Sunday, August 13, 2017

AUGUST 3, 2017

Hardarshan Valia, Beverly Stanislawski, Sharon Palmeri, Caren Von See, Albert Koch, Helena Qi, Diane Stratton, Suzy Stueben, and Gail Galvan. 

Norma Dewes and DeSaunte Dominique 


A vote of approval for the August 3, 2017 minutes was first given by DIANE STRATTON and seconded by GAIL GALVAN


BEVERLY STANISLAWSKI passed around the book The 75th Year of Indiana Poetry, which three of our members submitted poems that were included in the book.
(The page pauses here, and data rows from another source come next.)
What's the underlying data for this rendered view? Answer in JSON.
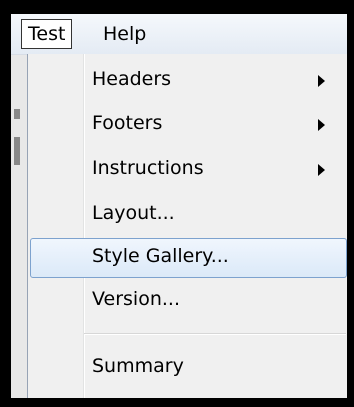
{
  "menubar": {
    "items": [
      {
        "label": "Test",
        "active": true
      },
      {
        "label": "Help",
        "active": false
      }
    ]
  },
  "menu": {
    "items": [
      {
        "label": "Headers",
        "submenu": true
      },
      {
        "label": "Footers",
        "submenu": true
      },
      {
        "label": "Instructions",
        "submenu": true
      },
      {
        "label": "Layout..."
      },
      {
        "label": "Style Gallery...",
        "highlighted": true
      },
      {
        "label": "Version..."
      },
      {
        "label": "Summary"
      }
    ]
  },
  "colors": {
    "highlight_border": "#7da2ce",
    "menu_background": "#f0f0f0"
  }
}
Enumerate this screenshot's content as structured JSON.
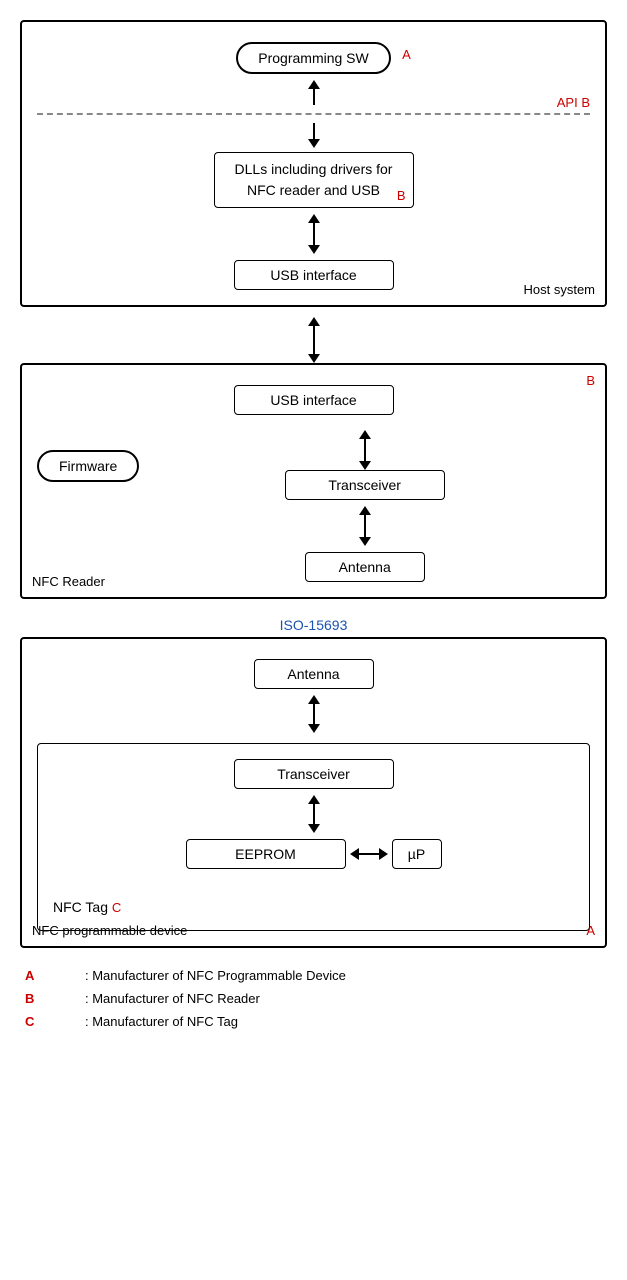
{
  "host_system": {
    "label": "Host system",
    "programming_sw": "Programming SW",
    "programming_sw_badge": "A",
    "api_label": "API",
    "api_badge": "B",
    "dlls_text": "DLLs including drivers for\nNFC reader and USB",
    "dlls_badge": "B",
    "usb_interface": "USB interface"
  },
  "nfc_reader": {
    "label": "NFC Reader",
    "badge": "B",
    "usb_interface": "USB interface",
    "firmware": "Firmware",
    "transceiver": "Transceiver",
    "antenna": "Antenna"
  },
  "iso_label": "ISO-15693",
  "nfc_prog_device": {
    "label": "NFC programmable device",
    "badge": "A",
    "nfc_tag": {
      "label": "NFC Tag",
      "badge": "C",
      "antenna": "Antenna",
      "transceiver": "Transceiver",
      "eeprom": "EEPROM",
      "up": "µP"
    }
  },
  "legend": [
    {
      "key": "A",
      "value": ": Manufacturer of NFC Programmable Device"
    },
    {
      "key": "B",
      "value": ": Manufacturer of NFC Reader"
    },
    {
      "key": "C",
      "value": ": Manufacturer of NFC Tag"
    }
  ]
}
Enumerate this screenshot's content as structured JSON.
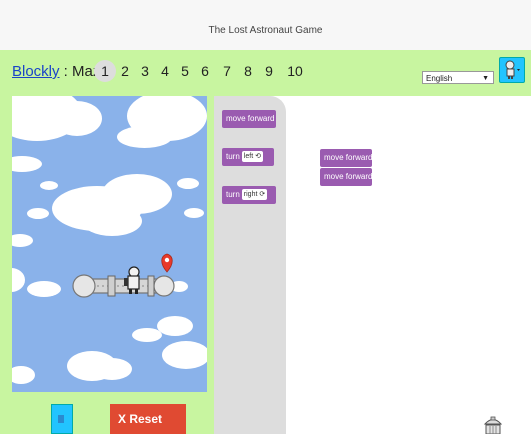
{
  "page": {
    "title": "The Lost Astronaut Game"
  },
  "header": {
    "app_link": "Blockly",
    "separator": " : ",
    "puzzle_name": "Maze",
    "levels": [
      "1",
      "2",
      "3",
      "4",
      "5",
      "6",
      "7",
      "8",
      "9",
      "10"
    ],
    "current_level": "1"
  },
  "language": {
    "selected": "English"
  },
  "controls": {
    "reset_label": "X Reset"
  },
  "toolbox": {
    "move_label": "move forward",
    "turn_label": "turn",
    "turn_left_option": "left ⟲",
    "turn_right_option": "right ⟳"
  },
  "workspace": {
    "blocks": [
      "move forward",
      "move forward"
    ]
  },
  "colors": {
    "top_bar": "#c8f5a0",
    "sky": "#8ab2ea",
    "block": "#9a5bb0",
    "go_button": "#22c4ff",
    "reset_button": "#e04a32",
    "marker": "#e8392a"
  }
}
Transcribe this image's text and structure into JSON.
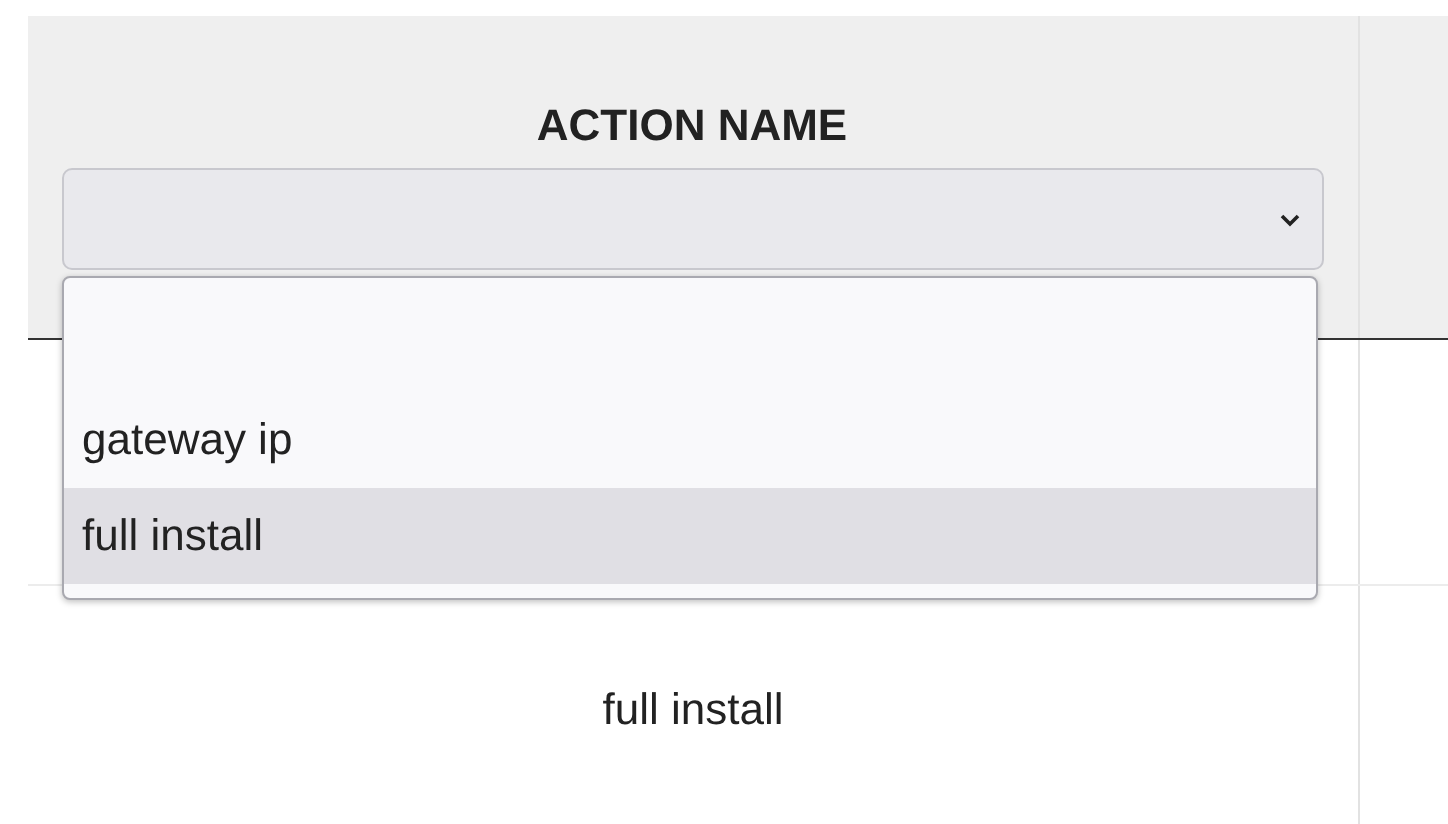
{
  "table": {
    "columns": [
      {
        "label": "ACTION NAME",
        "filter": {
          "expanded": true,
          "options": [
            {
              "selected": false
            },
            {
              "label": "gateway ip",
              "selected": false
            },
            {
              "label": "full install",
              "selected": true
            }
          ]
        }
      }
    ],
    "rows": [
      {
        "cells": [
          "full install"
        ]
      }
    ]
  }
}
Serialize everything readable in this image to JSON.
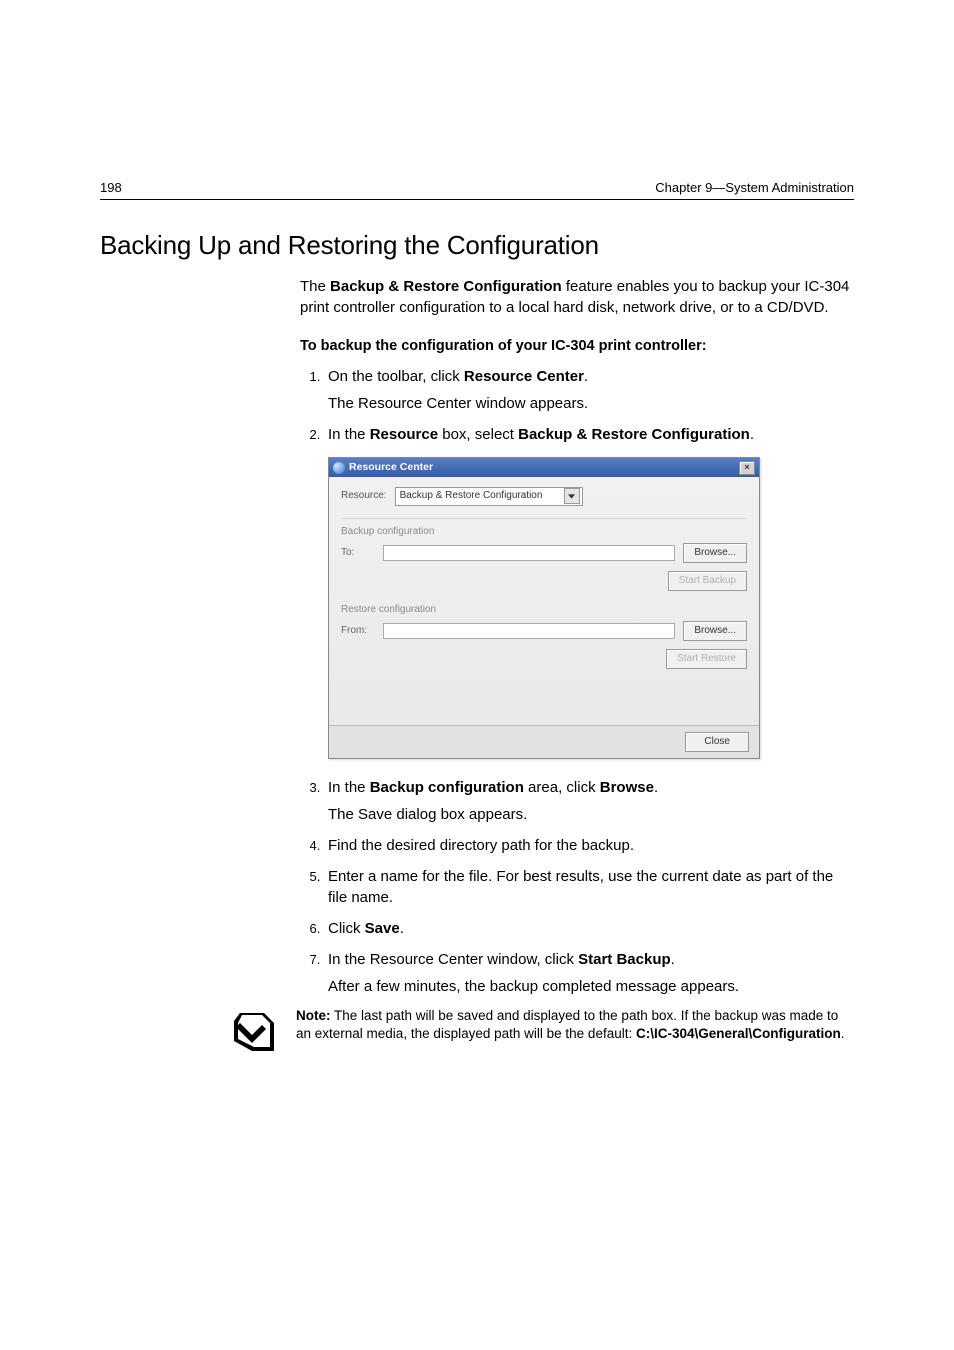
{
  "header": {
    "page_num": "198",
    "chapter": "Chapter 9—System Administration"
  },
  "h1": "Backing Up and Restoring the Configuration",
  "intro": {
    "pre": "The ",
    "bold1": "Backup & Restore Configuration",
    "post": " feature enables you to backup your IC-304 print controller configuration to a local hard disk, network drive, or to a CD/DVD."
  },
  "subhead": "To backup the configuration of your IC-304 print controller:",
  "steps": {
    "s1": {
      "pre": "On the toolbar, click ",
      "bold": "Resource Center",
      "post": ".",
      "after": "The Resource Center window appears."
    },
    "s2": {
      "pre": "In the ",
      "bold1": "Resource",
      "mid": " box, select ",
      "bold2": "Backup & Restore Configuration",
      "post": "."
    },
    "s3": {
      "pre": "In the ",
      "bold1": "Backup configuration",
      "mid": " area, click ",
      "bold2": "Browse",
      "post": ".",
      "after": "The Save dialog box appears."
    },
    "s4": {
      "text": "Find the desired directory path for the backup."
    },
    "s5": {
      "text": "Enter a name for the file. For best results, use the current date as part of the file name."
    },
    "s6": {
      "pre": "Click ",
      "bold": "Save",
      "post": "."
    },
    "s7": {
      "pre": "In the Resource Center window, click ",
      "bold": "Start Backup",
      "post": ".",
      "after": "After a few minutes, the backup completed message appears."
    }
  },
  "dialog": {
    "title": "Resource Center",
    "resource_label": "Resource:",
    "resource_value": "Backup & Restore Configuration",
    "backup_section": "Backup configuration",
    "to_label": "To:",
    "browse": "Browse...",
    "start_backup": "Start Backup",
    "restore_section": "Restore configuration",
    "from_label": "From:",
    "start_restore": "Start Restore",
    "close": "Close"
  },
  "note": {
    "label": "Note:",
    "text1": "  The last path will be saved and displayed to the path box. If the backup was made to an external media, the displayed path will be the default: ",
    "bold_path": "C:\\IC-304\\General\\Configuration",
    "post": "."
  }
}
Contributing members including BEVERLY STANISLAWSKI, HELENA QI, and HARDARSHAN VALIA.
GAIL GALVAN passed around a copy of her new children’s story, Skelly the Skunk Saves Freedom Day.


There was a brief discussion about using real names of people and animal in writing a historical fiction or an autobiographical novel. 

HARDARSHAN VALIA read three thought provoking, previously published poems “Meditation, Companions of the Storm,” and So I Could Flow.”

BEVERLY STANISLAWSKI read “Free Verse” poem titled “Majestic Mountains,” in which the mountains were personified. Bev also read her poem title “Splendid Surrender.” This poem form is called Villanelle or Villanesque. It is a nineteen-line poem consisting of five tercets followed by a quatrain. It is an example of a  fixed verse form.

GAIL GALVAN read the prologue of her creative children’s storybook, Skelly the Skunk Saves Freedom Day. Gail and her sister collaborated on the artwork. She has self-published the book. It’s about Skelly, a born leader who believes in equal rights and who saves the day!

CAREN VON SEE read the first four pages of her story “The Treasure Chest,” based up the prompt: Write a curse of a blessing detailing what would happen to anyone who opens this chest.

AL KOCH delighted us with his true story about a Catholic School and creative art in first grade, titled “Grapes of Wrath.”

HELENA QI read a poem titled,My First Wedding,” about when she and her spouse who were both born in Shanghai China immigrated to the United States. Without family support or assistance they both attendant the Purdue University and were married in the student union surrounded and supported by friends. They are celebrating the 30th wedding anniversary this year.

DIANE STRATTON read a re-write of her story titled, “The Tea Party,” about the special relationship she had with Marge, her best friend’s mother. Diane and her husband were invited to the birthday party of Marge’s two-year old granddaughter, Gracie. Wondering what to gift the child, Diane received divine inspiration for from Marge—a tea set.

SUZY STUEBEN delighted us with a chapter in her book in progress: Mrs. Walter's Adventures. The story tells of Mrs. Walters as a child who (for want of another word) was a witch, who practiced her craft without any forethought as to the consequences of her actions.  
The meeting was adjourned at 8:15 P.M.